Así las cosas, estimar se parece enormemente a una expectativa afectiva. La estimación (optimista) se usa como un mecanismo de aceptación social y de autoengaño colectivo y tal vez por ello, penalizamos la objetividad en favor de la ilusión de que algo estará hecho en menos tiempo, aunque a la postre, terminemos sufriendo las mismas calamidades de quien padece la aventura vital, de emprender reformas en casa, cuya duración estimada, no se cree ni el albañil.

Mala Reputación

Escribir a mano se ha vuelto un anacronismo. Normal, la gente tampoco cree ya en la magia. Hace unos días, se encontraba este servidor realizando el análisis a mano alzada de un problema. Vamos, con lápiz y papel para aclararme el entendimiento. No es nada del otro mundo, es algo que hasta recomendaba, circunspecto como era él, el finado Señor Miyagi, en Kárate Kid: Cuando estés desguañingado, vuelve al origen, decía. Bueno, estaba yo haciendo mi análisis, cuando de repente, husmeando sigilosamente se me acercó un pseudo-sofisticado manager con cara de turista primermundista visitando Calcuta. ¡Haces eso a mano! (alargando las vocales para enfatizar asombro) ¿Por qué no usas el ordenador?

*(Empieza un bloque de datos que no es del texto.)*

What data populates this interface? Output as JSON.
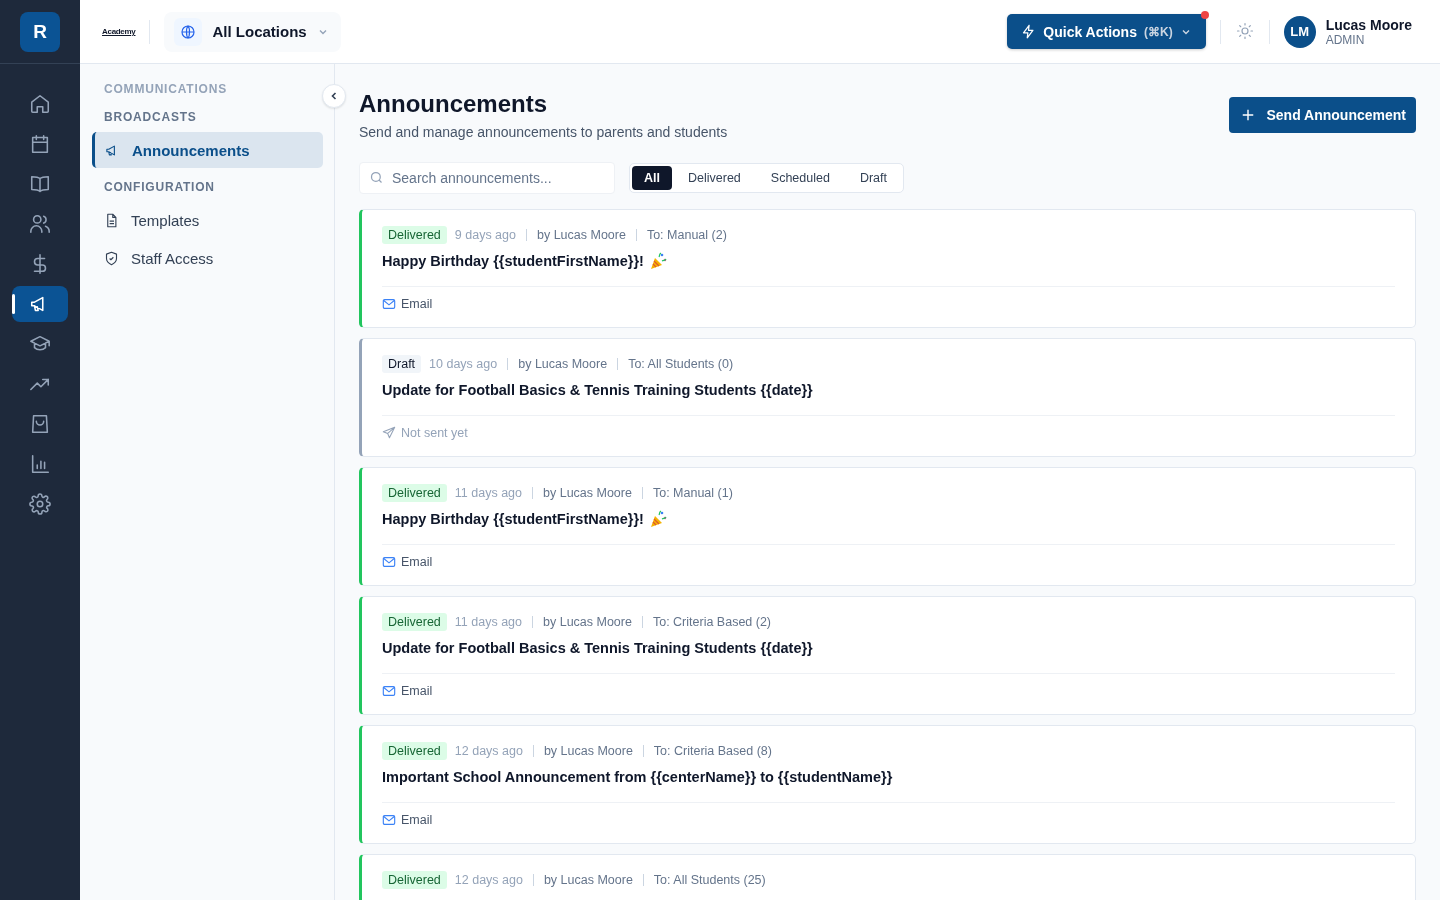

¡Ave María Purísima!, pensé. Yo no tengo nada en contra de escribir en un ordenador, lo hago todo el tiempo, pero también soy de la opinión que el descubrimiento de la verdad, la presencia divina, la revelación sorprendente, sólo surge, nace y aparece de la fricción del grafito o del esferógrafo con el papel. Pasé cuatro años de mi vida realizando planas de caligrafía, porque en mi época, sin tener “buena letra”, no podías hacer la primera comunión. Por eso me resultó triste que escribir a mano sea ahora causante de mala reputación.

Escribir a mano es para mi un acto de reafirmación. Si no fuese a mano, anotar el teléfono de la chica que te hace tilín no sería una manifestación de interés afectivo, sino un mero trámite administrativo. Si los teclados monopolizaran la expresión escrita, se extinguirían los garabatos, las a no tendrían rabitos, y la presión de los trazos ya no serviría para descubrir la tensión del momento.

Tampoco se podrían leer con melancolía las cartas de los amores imposibles de la adolescencia. Porque con el tiempo la memoria se atrofia, y para evocar se ayuda poniéndole rostro a los trazos ortopédicos e imberbes de unas cartas plagadas de “palabras de amor sencillas y tiernas.” . La escritura a mano, es un retrato sin rostro en el que resultamos claramente reconocibles para casi todos lo que nos han leído alguna vez.

Pero los que más deberían preocuparse si la escritura a mano entra en desuso son, sin lugar a duda, los farmacéuticos. Porque a juzgar por una viejita de mí pueblo, estos señores tenían mucho mérito, por pasarse cinco años en una universidad sólo para aprender a descifrar la letra de los médicos (o facultos como les solía llamar).